Wer war Luigi Gatti ? Nicht einmal die Wikipedia weiß recht viel über diesen italienischen Komponisten (und katholische Priester) aus Lazise am Gardasee zu berichten, außer seinen Lebensdaten (*1740 in Lazise; † 1817 in Salzburg)  und dass er große Teile seiner aktiven Karriere als Musiker (genauer gesagt von 1783 an)  als Hofkapellmeister des Fürsterzbischofs in Salzburg tätig war. Vor allem seine brillierende Kammermusik war zu seinen Lebzeiten durchaus populär, geriet aber nach seinem Tode bald in Vergessenheit. Schaut man heute in den Bielefelder Katalog, so wird man auf eine nicht gerade umfangreiche Diskografie seiner Werke stoßen. Der Grund mag ein trivialer sein: In der Musikbibliothek von Ostiglia sind zwar 150 Werke von Luigi Gatti aufgelistet, darunter auch eine große Anzahl an Orchester- und Kammermusikwerken als Originalhandschriften, doch diese sind mit zahlreichen Tintenklecksen, schwer zu entziffernden Stellen und Korrekturen versehen. Es bedarf also einer akribischen Fleißarbeit, die Handschriften in spielbare Partituren zu übertragen.

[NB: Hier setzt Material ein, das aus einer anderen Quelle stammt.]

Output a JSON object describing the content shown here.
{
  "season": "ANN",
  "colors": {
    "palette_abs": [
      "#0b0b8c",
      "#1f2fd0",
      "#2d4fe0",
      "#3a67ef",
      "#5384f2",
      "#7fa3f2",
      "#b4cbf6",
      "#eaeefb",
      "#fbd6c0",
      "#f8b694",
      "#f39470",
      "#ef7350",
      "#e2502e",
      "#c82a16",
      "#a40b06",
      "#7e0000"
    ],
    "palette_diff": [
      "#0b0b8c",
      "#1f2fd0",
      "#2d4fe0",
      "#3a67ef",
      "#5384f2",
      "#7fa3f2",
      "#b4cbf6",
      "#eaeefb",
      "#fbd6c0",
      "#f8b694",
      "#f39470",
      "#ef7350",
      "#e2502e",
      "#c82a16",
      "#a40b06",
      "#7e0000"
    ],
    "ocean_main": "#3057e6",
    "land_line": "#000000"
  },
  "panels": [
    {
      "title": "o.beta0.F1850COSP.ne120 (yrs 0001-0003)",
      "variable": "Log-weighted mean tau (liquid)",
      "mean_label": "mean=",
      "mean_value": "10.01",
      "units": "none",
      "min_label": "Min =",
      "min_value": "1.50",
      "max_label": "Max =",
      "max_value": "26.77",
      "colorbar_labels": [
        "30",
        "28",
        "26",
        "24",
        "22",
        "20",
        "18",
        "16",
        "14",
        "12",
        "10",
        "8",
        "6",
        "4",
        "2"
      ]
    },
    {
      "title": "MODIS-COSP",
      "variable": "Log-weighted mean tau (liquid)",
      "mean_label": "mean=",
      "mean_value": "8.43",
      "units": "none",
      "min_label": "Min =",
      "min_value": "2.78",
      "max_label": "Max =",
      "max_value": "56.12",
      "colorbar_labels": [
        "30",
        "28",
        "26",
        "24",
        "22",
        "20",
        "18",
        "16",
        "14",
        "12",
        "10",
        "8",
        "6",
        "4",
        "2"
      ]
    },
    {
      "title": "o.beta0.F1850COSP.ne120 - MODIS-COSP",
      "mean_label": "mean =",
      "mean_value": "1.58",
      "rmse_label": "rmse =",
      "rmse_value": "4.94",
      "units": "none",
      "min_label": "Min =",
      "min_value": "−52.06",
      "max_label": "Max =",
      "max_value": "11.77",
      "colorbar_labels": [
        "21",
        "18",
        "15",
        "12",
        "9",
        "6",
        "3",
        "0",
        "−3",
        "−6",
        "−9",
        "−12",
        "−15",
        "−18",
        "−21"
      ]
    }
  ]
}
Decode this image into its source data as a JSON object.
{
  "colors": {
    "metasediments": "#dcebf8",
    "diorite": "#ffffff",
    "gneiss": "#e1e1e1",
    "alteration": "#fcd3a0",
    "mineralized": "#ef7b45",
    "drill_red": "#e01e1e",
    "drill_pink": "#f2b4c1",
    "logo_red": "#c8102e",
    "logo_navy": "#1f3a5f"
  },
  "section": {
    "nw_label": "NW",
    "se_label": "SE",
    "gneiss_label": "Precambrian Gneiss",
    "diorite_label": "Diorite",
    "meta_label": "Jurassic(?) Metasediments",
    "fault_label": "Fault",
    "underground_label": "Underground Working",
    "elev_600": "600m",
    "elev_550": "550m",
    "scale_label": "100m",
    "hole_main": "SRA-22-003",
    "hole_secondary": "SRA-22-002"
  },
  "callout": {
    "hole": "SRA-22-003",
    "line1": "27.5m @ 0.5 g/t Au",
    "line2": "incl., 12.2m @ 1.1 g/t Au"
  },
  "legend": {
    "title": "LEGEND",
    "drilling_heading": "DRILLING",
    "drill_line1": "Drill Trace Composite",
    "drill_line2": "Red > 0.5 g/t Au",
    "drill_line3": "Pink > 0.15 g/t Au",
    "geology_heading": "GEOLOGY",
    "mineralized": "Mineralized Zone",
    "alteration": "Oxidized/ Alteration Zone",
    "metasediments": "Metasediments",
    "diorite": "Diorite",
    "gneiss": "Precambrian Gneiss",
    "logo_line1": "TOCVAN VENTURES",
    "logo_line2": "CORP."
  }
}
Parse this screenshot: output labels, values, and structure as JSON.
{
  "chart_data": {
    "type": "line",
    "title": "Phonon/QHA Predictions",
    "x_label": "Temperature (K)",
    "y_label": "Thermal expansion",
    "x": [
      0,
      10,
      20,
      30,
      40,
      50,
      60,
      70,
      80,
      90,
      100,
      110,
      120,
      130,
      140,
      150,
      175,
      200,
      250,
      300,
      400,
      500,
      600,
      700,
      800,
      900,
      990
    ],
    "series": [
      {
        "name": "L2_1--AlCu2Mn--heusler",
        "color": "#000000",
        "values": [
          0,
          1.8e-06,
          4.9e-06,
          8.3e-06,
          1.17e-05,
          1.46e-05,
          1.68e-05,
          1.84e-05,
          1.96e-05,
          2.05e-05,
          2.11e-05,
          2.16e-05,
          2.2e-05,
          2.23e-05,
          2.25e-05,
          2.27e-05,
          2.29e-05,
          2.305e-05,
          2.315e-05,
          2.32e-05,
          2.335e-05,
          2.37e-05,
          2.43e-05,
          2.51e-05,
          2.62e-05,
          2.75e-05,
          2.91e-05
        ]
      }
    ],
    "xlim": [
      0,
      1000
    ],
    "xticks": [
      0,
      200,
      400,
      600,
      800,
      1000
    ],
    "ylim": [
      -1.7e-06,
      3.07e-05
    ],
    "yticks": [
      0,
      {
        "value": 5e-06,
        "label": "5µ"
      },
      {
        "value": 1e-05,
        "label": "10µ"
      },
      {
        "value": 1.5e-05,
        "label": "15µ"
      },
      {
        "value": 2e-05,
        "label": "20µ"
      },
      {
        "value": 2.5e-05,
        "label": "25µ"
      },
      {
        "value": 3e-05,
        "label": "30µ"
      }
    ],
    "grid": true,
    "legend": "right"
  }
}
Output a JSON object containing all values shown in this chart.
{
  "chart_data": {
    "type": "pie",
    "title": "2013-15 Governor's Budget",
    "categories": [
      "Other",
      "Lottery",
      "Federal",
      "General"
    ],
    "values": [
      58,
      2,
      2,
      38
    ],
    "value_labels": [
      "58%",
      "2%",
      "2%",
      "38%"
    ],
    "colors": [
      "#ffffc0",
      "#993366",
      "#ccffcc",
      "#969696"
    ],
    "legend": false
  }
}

Luigi Gatti -Chamber MusicDas Kölner Calamus-Ensemble hat sich dieser Arbeit gestellt und lässt uns auf dem bei MDG erscheinenden Album “Chamber Music” zwei seiner seinerzeit populärsten Kompositionen wiederentdecken, das “Sestetto” für Englischhorn, Fagott, Violine, Viola, Cello und Kontrabass in Es-Dur, eine Art kleine konzertante Sinfonie, ganz im Stile Haydns und die “Serenata a piu stromenti di Concerto” für Oboe, Fagott, zwei Hörner und Streichquintett in D-Dur. Der Aufwand hat sich gelohnt: Das Album präsentiert Gatti als vergessenen kleinen Meister der Wiener Klassik, der bezaubernde Melodien und virtuose Passagen geschickt miteinander kombinieren konnte.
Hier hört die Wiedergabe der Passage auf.